The other downside to the rain, of course, was that it kept players away from the Players Course – or any course in the region, for that matter. But there was just enough sun to keep the bermudagrass growing, and just enough cool weather to keep the bentgrass in good shape.
In August, the Players Course hosted the IZOD American Junior Golf Association championship. Two players shot 63s during the week, tying a course record.
“When players of any caliber are shooting those scores,” Smith says, “it tells me that the course is playing very well.”
Smith estimates that he and his staff used 2½ years’ worth of fertilizer on the Champions Course in six weeks this summer. But it worked. By mid-August, the course had grown enough that staff members announced the course would reopen to the public on Monday, August 19.
The weekend before that, they announced, they would open the course to a few of the course’s regular players and email club members. And the day before that, on Friday, August 16, two foursomes consisting of some of the most important participants in this conversion process would play ceremonial rounds to open it.
And that’s how Smith wound up in the fairway with that 9-iron. The other players in his group were Jim Melvin and Carole Bruce from the Bryan Foundation board, along with Melvin’s son, Jimbo.
Melvin and Bruce were among those who supported the conversion. Still Smith, the superintendent, had those sweaty palms as he stood in the fairway that day, hoping the board members would be pleased.
He lofted the 9-iron in the air, and it landed on the surface with a hard plop. He’d made the first ball mark. Together, the foursome walked up to the green. And Smith searched for the mark. When he found it, it was only a small indention, maybe 50 percent of what you’d see from bentgrass this time of year. It was a sign of good, strong bermudagrass.
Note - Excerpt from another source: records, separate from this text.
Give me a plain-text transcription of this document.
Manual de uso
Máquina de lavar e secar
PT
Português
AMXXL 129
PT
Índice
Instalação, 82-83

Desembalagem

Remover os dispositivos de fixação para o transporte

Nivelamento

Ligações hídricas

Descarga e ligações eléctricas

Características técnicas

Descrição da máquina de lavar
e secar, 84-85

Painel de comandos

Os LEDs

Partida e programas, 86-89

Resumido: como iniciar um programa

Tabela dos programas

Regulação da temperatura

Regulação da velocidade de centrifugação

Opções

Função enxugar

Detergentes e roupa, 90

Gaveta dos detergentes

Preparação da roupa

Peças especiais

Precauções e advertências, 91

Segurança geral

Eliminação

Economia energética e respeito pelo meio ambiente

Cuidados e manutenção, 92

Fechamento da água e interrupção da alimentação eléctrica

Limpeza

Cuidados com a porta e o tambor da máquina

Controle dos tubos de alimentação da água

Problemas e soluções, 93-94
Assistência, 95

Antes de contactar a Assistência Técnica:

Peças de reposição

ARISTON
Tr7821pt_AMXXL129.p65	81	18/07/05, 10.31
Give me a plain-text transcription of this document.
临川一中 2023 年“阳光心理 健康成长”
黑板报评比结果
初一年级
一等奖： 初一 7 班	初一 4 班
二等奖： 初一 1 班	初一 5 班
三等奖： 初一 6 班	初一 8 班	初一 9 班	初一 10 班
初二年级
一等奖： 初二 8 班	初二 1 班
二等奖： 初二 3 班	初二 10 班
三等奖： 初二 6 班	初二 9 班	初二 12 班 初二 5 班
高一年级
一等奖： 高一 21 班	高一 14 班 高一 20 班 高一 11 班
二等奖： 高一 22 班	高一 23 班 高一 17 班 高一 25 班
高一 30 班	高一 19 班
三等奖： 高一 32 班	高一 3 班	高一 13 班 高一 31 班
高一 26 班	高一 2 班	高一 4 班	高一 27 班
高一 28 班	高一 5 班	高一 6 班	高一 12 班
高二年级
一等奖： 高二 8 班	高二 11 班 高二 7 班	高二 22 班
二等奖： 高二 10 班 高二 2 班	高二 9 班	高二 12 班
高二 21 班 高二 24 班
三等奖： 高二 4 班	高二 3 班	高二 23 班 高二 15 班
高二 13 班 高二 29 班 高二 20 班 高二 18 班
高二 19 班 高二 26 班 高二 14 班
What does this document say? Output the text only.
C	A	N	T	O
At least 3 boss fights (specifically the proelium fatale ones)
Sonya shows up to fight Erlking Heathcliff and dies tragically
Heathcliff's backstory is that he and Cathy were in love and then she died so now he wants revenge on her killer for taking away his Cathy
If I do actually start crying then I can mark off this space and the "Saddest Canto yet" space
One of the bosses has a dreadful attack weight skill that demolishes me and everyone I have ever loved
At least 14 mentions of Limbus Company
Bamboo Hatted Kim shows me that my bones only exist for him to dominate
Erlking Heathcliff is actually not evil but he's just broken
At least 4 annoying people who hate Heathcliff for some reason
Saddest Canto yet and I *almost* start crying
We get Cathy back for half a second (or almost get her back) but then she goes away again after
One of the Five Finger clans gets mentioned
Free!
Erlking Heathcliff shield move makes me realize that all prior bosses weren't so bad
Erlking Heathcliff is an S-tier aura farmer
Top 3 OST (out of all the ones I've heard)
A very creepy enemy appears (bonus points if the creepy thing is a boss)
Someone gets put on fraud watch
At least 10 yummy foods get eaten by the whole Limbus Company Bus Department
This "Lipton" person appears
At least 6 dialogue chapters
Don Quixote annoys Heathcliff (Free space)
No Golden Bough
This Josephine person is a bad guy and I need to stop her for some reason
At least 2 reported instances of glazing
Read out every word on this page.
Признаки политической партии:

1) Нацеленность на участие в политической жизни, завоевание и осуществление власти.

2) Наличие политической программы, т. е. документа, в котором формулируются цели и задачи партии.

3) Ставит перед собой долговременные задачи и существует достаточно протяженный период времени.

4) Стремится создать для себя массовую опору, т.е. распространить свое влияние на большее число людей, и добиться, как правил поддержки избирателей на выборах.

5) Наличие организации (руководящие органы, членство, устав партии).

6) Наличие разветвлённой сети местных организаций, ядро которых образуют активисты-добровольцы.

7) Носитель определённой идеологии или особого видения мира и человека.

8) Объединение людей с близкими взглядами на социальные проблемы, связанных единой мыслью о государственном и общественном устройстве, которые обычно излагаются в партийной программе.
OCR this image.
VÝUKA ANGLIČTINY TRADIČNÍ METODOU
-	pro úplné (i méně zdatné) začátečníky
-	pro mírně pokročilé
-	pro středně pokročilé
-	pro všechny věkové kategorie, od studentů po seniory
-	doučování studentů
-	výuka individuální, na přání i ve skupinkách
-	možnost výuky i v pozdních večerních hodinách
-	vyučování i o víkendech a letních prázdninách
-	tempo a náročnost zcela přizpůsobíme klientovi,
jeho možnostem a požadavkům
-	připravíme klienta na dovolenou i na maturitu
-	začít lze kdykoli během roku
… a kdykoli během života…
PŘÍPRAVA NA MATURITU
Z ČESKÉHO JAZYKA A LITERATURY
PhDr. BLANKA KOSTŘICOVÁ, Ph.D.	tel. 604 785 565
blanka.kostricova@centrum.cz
The rest of the day, they played like they’d normally play. They talked about the speed of the putts and the straightness of the putts and everything about putting.
“We feel really good,” Smith said that afternoon, just after he got off the course. “But from my perspective, I would love it if people reserved their judgment on the greens until next year. Because they’re barely out of diapers.”
But when that first day was done, all reviews were positive. And then the key players went home, preparing to come back the next day for a soft opening to the public, to finally unveil these greens to some of Bryan Park’s most devoted golfers.
Of course, though, that Saturday it rained. It’s been that kind of summer.